Okay, but why is the Siri team sitting out transformers. I really wanna move past the „Dragon Naturally Speaking“ experience with a bolted on decision tree.
Not sure "sitting out" is the right way to put it. They've been publicly trying to ship a next-gen Siri for years and haven't been able to get something good enough to release. The latest plan is to base it on Gemini so we should be seeing progress on that next month at WWDC.
Gemini will be replacing the legacy Siri:
https://blog.google/company-news/inside-google/company-annou...
They did create a chatbot version of Siri small enough to run locally, but decided that hallucinations were a big enough issue to push the release.
The experience of using LLMs as digital assistants so far is not great. Gemini on Android sucks so bad it's hard to describe. It can't tell what its own capabilities are, it can't inspect the states of the apps it manipulates, it hallucinates constantly, and it needs more handholding than the crappy old decision tree to do the right thing. I much more often have to pull over to make sure Google Maps is doing the right thing than I ever used to before, because trusting the LLM to be "smarter" so often fails for me.

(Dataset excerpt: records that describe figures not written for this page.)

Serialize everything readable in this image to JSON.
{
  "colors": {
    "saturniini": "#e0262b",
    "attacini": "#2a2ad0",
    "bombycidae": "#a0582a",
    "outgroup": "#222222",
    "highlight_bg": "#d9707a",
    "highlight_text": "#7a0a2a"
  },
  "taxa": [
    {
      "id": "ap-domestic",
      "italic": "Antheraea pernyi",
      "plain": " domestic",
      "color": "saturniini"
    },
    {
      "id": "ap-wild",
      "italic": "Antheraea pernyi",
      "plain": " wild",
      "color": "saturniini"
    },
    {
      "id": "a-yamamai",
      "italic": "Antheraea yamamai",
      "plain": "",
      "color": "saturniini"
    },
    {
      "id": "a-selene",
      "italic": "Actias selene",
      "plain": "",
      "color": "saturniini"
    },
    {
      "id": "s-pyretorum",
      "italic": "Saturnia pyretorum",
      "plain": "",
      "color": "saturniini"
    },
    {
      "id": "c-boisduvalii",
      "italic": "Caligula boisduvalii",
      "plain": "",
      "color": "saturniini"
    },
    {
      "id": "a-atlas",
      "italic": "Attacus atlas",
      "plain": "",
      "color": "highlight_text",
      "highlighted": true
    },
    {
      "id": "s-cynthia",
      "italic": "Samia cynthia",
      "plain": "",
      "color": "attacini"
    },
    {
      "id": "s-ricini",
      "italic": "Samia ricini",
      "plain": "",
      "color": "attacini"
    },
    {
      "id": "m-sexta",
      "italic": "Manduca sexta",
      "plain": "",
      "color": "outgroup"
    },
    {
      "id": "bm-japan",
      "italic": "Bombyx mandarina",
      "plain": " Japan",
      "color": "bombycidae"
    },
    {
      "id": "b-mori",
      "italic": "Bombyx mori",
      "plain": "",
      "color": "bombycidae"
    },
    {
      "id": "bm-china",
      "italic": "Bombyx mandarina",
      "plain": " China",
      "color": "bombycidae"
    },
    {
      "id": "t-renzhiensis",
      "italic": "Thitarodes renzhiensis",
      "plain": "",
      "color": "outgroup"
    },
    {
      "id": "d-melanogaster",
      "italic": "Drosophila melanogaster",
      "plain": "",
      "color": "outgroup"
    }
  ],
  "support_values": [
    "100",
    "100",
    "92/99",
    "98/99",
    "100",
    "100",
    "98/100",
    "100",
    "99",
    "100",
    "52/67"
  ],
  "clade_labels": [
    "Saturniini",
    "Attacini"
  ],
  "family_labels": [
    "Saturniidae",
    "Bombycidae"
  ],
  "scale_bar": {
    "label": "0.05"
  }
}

Be careful what you wish for.
in my experience voice recognition on Claude (using the iPhone app) isn't that great -- maybe even worse than Siri (I'm referring to voice transcription specifically, not the inference of course)
Because the competitor voice models sound good but are dumb upon any scrutiny
ChatGPT’s voice model has a great user experience and seems like it is seamlessly integrated into the chat, but its actually a far smaller and dumber model. @husk.irl on instagram has videos displaying how dumb and undiscerning it is
People were wowed by the magic at one point, but its faded. Apple avoids those things and the limitations havent been solved
I think they could never make it good enough at the right price.
You have to remember all of the AI companies are making cash bonfires. People aren't going to stop buying iPhones because Siri can only do what it does now.
If Apple focuses on hardware and skips the pay-for-inference bubble they'll come out the other side with the best consumer hardware everybody already has for local inference which is going to eat the whole industry's lunch.
nvidia is going to have a hard time convincing people they need to buy $1000 LLM inference hardware. Apple isn't going to have a hard time convincing people to buy the next generation of phone/tablet/laptop.
I think it's the same reason why MacOS and iOS degraded a lot in terms of UX the past decade. The focus of Apple shifted towards hardware independence.
The 2010s was marked by Intel's lazy product lineup, year after year pumping rehashes of older products, iterating on top of their 14nm lithography with increasingly minor improvements on its architecture until AMD overcame them. In the process, Apple's partnership with Intel became a liability it had to solve, and a push for the unified ARM architecture was no small feat.
If you ask me I don't think it's justified to degrade the user experience for the sake of focusing on this. It's a trillion dollar company, and has been for a while. Sure it could have tackled both, but what do I know.
In any case I think it explains really well why Siri feels so abandoned.
Who’s doing it better? I have yet to hear from a Google or Amazon user who has a transformatively better experience, and I think that’s why they haven’t jumped so far because they have hundreds of millions of users who have daily habits that they don’t want to lightly disturb.